Note: You should define all columns available in the dataset. This is especially important for dataset files that are shared across multiple repositories.
The columns
property within a dataset file supports the following
properties.
name
- Type: string
- Required: Y
The name of the column.
data_type
- Type: string
- Required: Required unless this column is a
map
The data type of the values within the column.
Supported values:
string
int
long
bigint
tinyint
float
double
decimal
decimal(x,y)
number
number(x,y)
numeric(x,y)
boolean
date
datetime
timestamp
sql
- Type: string
- Required: N
Defines the column as a calculated column.
Calculated columns enable you to add simple data transformations to the dataset. These can be used as the basis of model attributes, just like any other dataset column. For more information, see Adding Calculated Columns To Datasets For Simple Data Transformations.
The value of this property should be a valid SQL statement that can be
run as part of the SELECT
list of a query.
The SQL statement is passed directly to the underlying database when the
query runs, so it must be in a syntax that is supported by your chosen
engine. If you want to run the query on other types of databases, use
the dialects
property to define additional dialects for it to run in.
dialects
- Type: array
- Required: N
Defines alternate dialects for the sql
statement so that it can run on
other types of databases. You can define as many alternate dialects as
needed.
Supported properties:
-
dialect
: String, required. An alternate SQL dialect. Supported values:Snowflake
Postgresql
DatabricksSQL
BigQuery
Iris
-
sql
: String, required. The alternate SQL statement.
map
- Type: object
- Required: N
Defines a map to use to create a calculated column.
Supported properties:
field_terminator
: String, required. The delimiter used to separate the key:value pairs. This must be in quotes (").key_terminator
: String, required. The delimiter used to separate the individual keys from their values. This must be in quotes (").key_type
: String, required. The data type of the map's keys.value_type
: String, required. The data type of the map's values.
The mapped columns are defined as separate columns within the dataset
file. Each of these must have the parent_column
property.
For more information on maps in AtScale, see Extract Values From A Map.
parent_column
- Type: string
- Required: Required for mapped columns
For mapped columns only. Specifies the map
column used to create this
column.
description
- Type: string
- Required: N
A description of the dataset.
incremental
- Type: object
- Required: N
Enables incremental builds for the dataset. When the engine performs an incremental rebuild of an aggregate table, it appends new rows and updates existing rows that fall within a specified period of time (called the grace period). For more information, see About Incremental Rebuilds.
The incremental
property supports the following properties.
column
- Type: string
- Required: Y
The name of the dataset column to use as an incremental indicator. This column must have values that increase monotonically, such as a numeric UNIX timestamp showing seconds since epoch, or a Timestamp/DateTime. The values in this column enable the AtScale engine both to append rows to an aggregate table and update rows during an incremental rebuild.

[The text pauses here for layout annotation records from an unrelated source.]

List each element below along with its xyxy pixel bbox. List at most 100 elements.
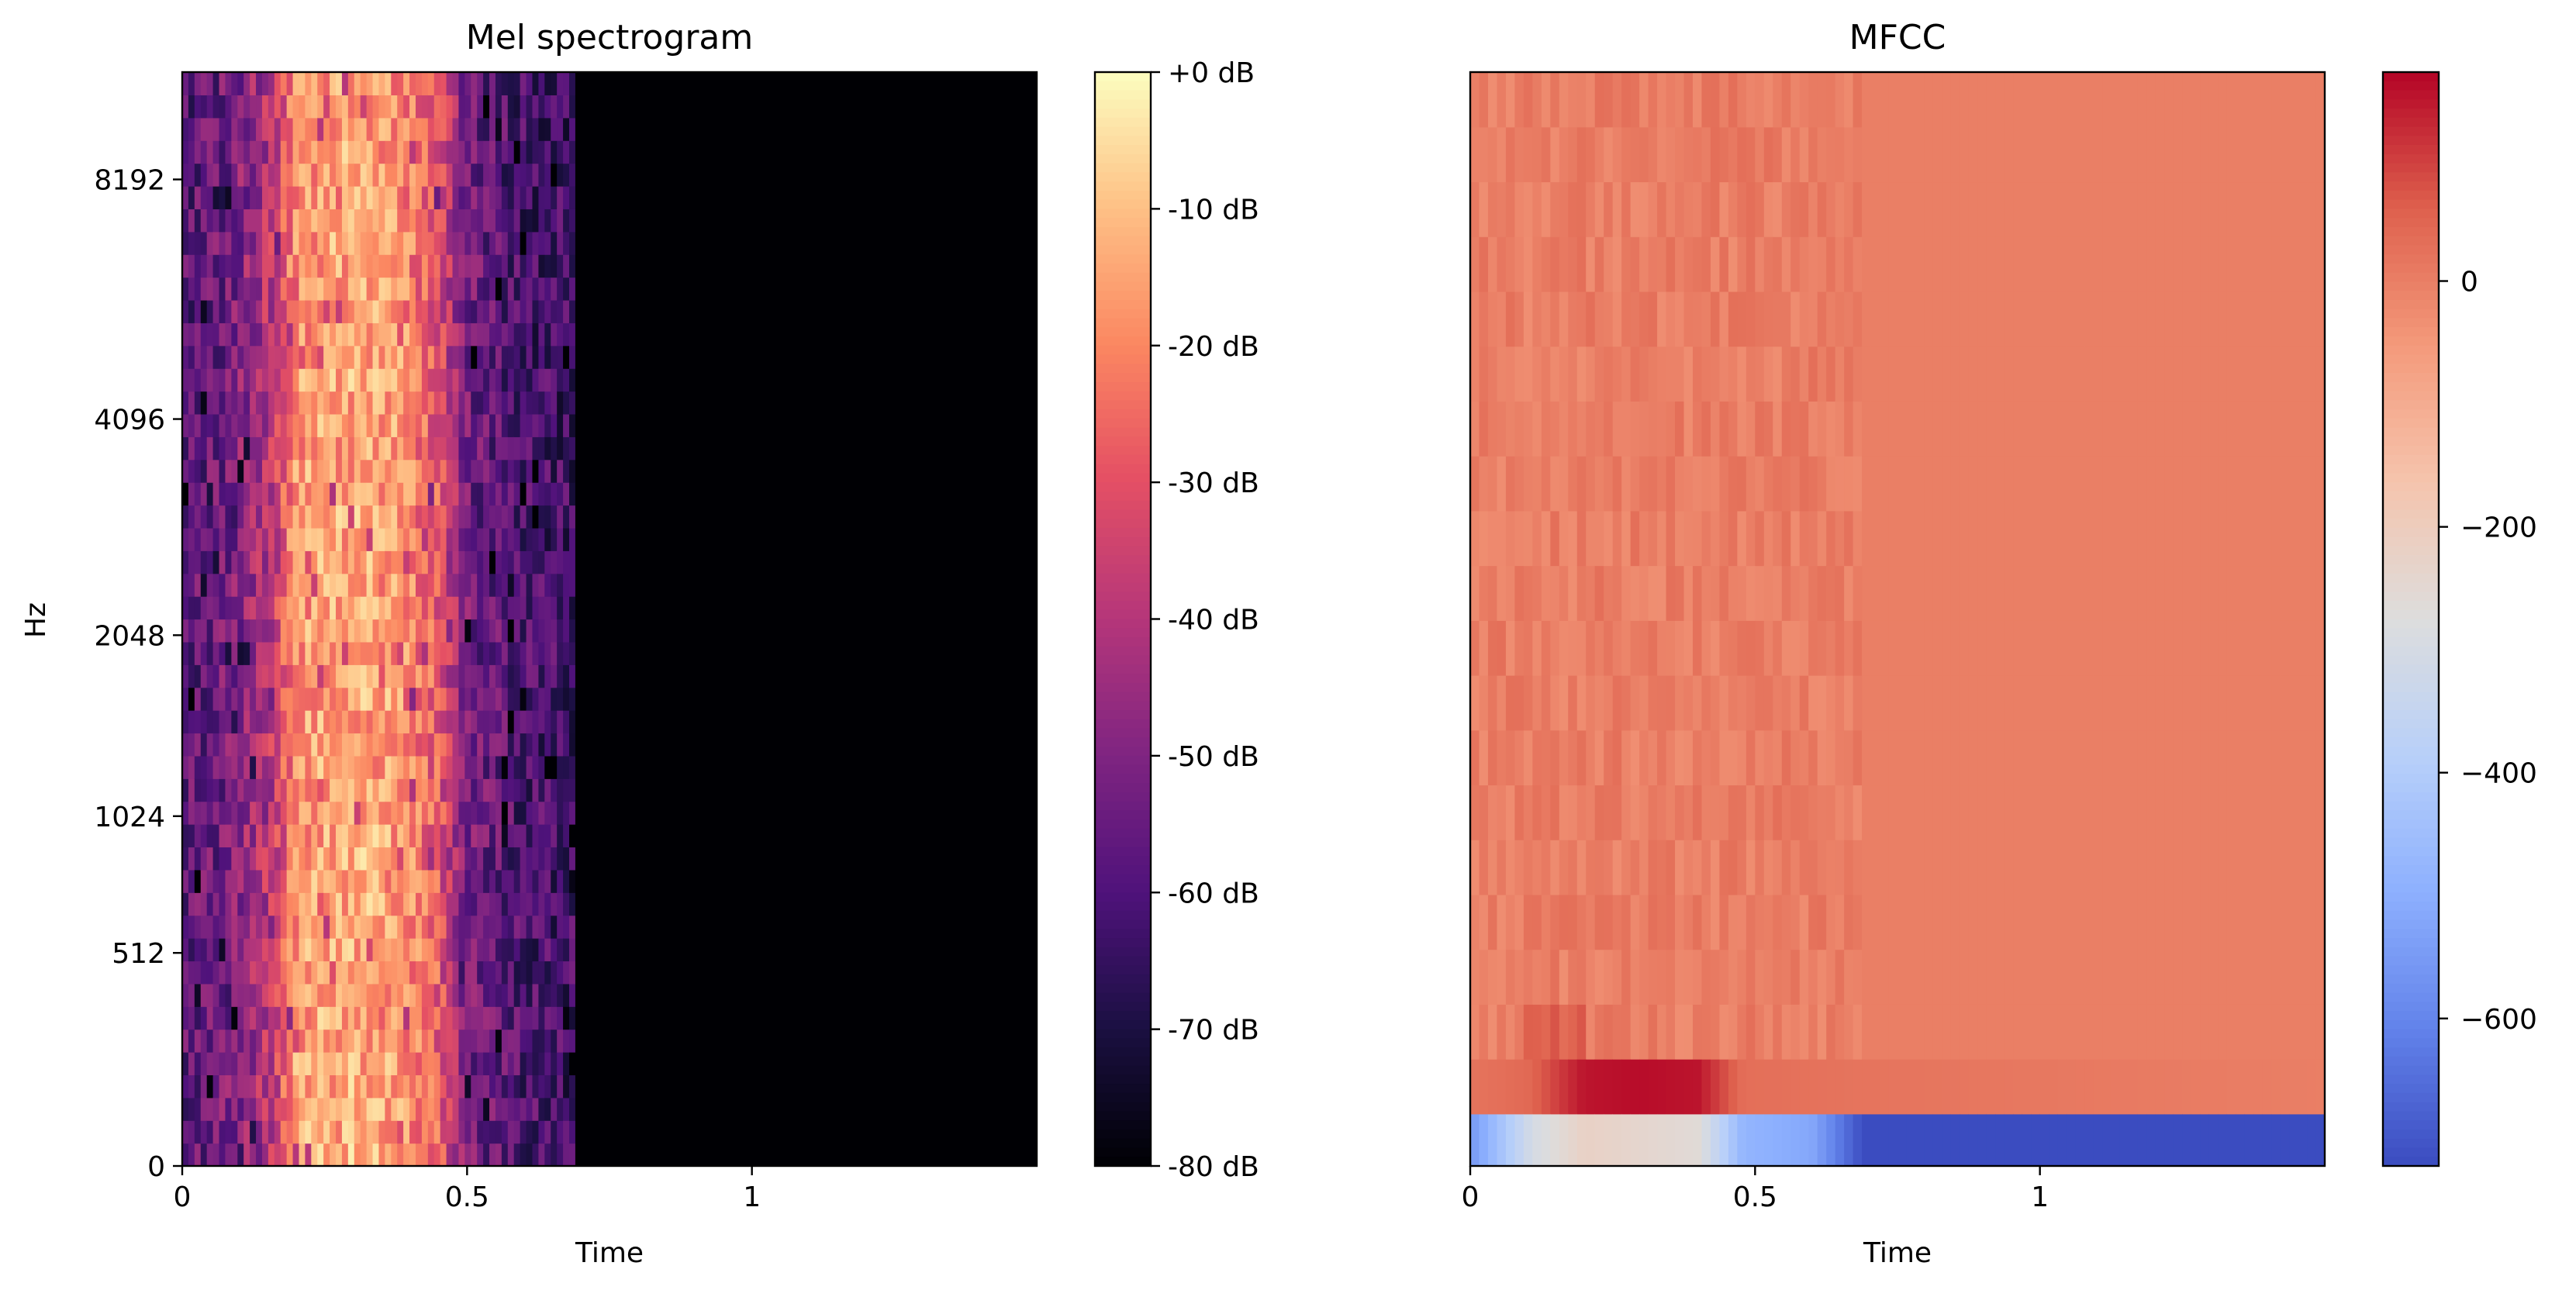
mfcc-cell [1915, 785, 1925, 840]
mel-cell [501, 72, 509, 95]
mel-cell [538, 277, 545, 301]
mfcc-cell [1514, 72, 1525, 128]
mel-cell [569, 1006, 576, 1030]
mfcc-cell [1594, 620, 1604, 676]
mel-cell [385, 573, 392, 597]
mfcc-cell [1710, 291, 1721, 347]
mel-cell [569, 1052, 576, 1076]
mel-cell [385, 801, 392, 825]
mel-cell [261, 550, 269, 574]
mel-cell [188, 1143, 195, 1167]
mel-cell [415, 413, 423, 437]
mfcc-cell [2226, 126, 2236, 183]
mfcc-cell [1657, 1113, 1667, 1167]
mel-cell [569, 869, 576, 893]
mel-cell [188, 72, 195, 95]
mel-cell [551, 527, 558, 551]
mel-cell [440, 1006, 447, 1030]
mfcc-cell [2146, 291, 2156, 347]
mel-cell [366, 869, 374, 893]
mel-cell [256, 1006, 263, 1030]
mfcc-cell [1568, 949, 1578, 1005]
mel-cell [483, 527, 490, 551]
mfcc-cell [2236, 840, 2246, 895]
mel-cell [433, 641, 441, 665]
mel-cell [347, 710, 355, 734]
mel-cell [188, 231, 195, 255]
mel-cell [433, 596, 441, 620]
mfcc-cell [1932, 346, 1942, 402]
mel-cell [360, 983, 368, 1007]
mfcc-cell [1710, 236, 1721, 292]
mel-cell [330, 185, 337, 209]
mfcc-cell [1915, 894, 1925, 950]
mel-cell [446, 1029, 454, 1053]
mel-cell [225, 1006, 232, 1030]
mfcc-cell [1986, 894, 1996, 950]
mel-cell [569, 915, 576, 939]
mel-colorbar-step [1095, 1147, 1151, 1157]
mel-colorbar-step [1095, 190, 1151, 201]
mfcc-cell [1550, 730, 1560, 786]
mfcc-cell [1906, 620, 1916, 676]
mel-cell [268, 345, 275, 369]
mel-cell [495, 1143, 502, 1167]
mel-cell [538, 345, 545, 369]
mfcc-cell [1612, 1059, 1622, 1115]
mfcc-cell [2200, 1113, 2210, 1167]
mel-cell [489, 505, 496, 529]
mel-cell [458, 345, 465, 369]
mel-cell [237, 391, 244, 415]
mel-cell [483, 299, 490, 323]
mel-cell [477, 983, 484, 1007]
mfcc-cell [1746, 620, 1756, 676]
mel-cell [225, 277, 232, 301]
mel-cell [520, 277, 527, 301]
mel-cell [391, 209, 398, 233]
mfcc-cell [1479, 620, 1489, 676]
mfcc-cell [1897, 894, 1908, 950]
mfcc-cell [1568, 1004, 1578, 1060]
mel-cell [526, 1120, 534, 1144]
mfcc-cell [1666, 72, 1676, 128]
mel-cell [366, 892, 374, 916]
mel-cell [440, 436, 447, 460]
mfcc-cell [1897, 72, 1908, 128]
mel-cell [200, 641, 208, 665]
mel-cell [403, 459, 410, 483]
mfcc-cell [1880, 72, 1890, 128]
mel-cell [526, 596, 534, 620]
mel-cell [433, 322, 441, 347]
mel-cell [458, 824, 465, 848]
mel-cell [378, 573, 385, 597]
mel-cell [532, 1052, 539, 1076]
mfcc-cell [2200, 894, 2210, 950]
mfcc-cell [1862, 565, 1872, 621]
mel-cell [317, 1029, 324, 1053]
mel-cell [544, 391, 551, 415]
mfcc-cell [2039, 181, 2049, 237]
mel-cell [446, 1120, 454, 1144]
mel-cell [323, 140, 330, 164]
mel-cell [311, 72, 318, 95]
mfcc-cell [1880, 401, 1890, 457]
mel-colorbar-step [1095, 1129, 1151, 1140]
mel-cell [231, 299, 238, 323]
mfcc-cell [1532, 236, 1542, 292]
mfcc-cell [1737, 126, 1747, 183]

The values of this column should be of one of the following data types: Long, Integer, Decimal (38,0) (Snowflake only), Timestamp, DateTime.
If you do not have a column that meets this criteria, you may need to create a calculated column to transform string or datetime values into the right data type.
grace_period
- Type: string
- Required: Y
When the AtScale engine starts an incremental build, the grace_period
determines how far back in time the engine looks for updates to rows in
the dataset; for example, one week or 15 days.
The value of this property should be an integer, followed by the time
unit. The time unit can be any of the following: s
(second), m
(minute), h
(hour), d
(day), w
(week).
For example, setting the value to '100s'
sets the grace period to 100
seconds. Setting it to '1w'
sets the grace period to one week.
immutable
- Type: boolean
- Required: N
Determines whether the dataset changes often or not. The AtScale engine uses this information when running incremental builds of aggregates that use joins on dimensions that do not change often.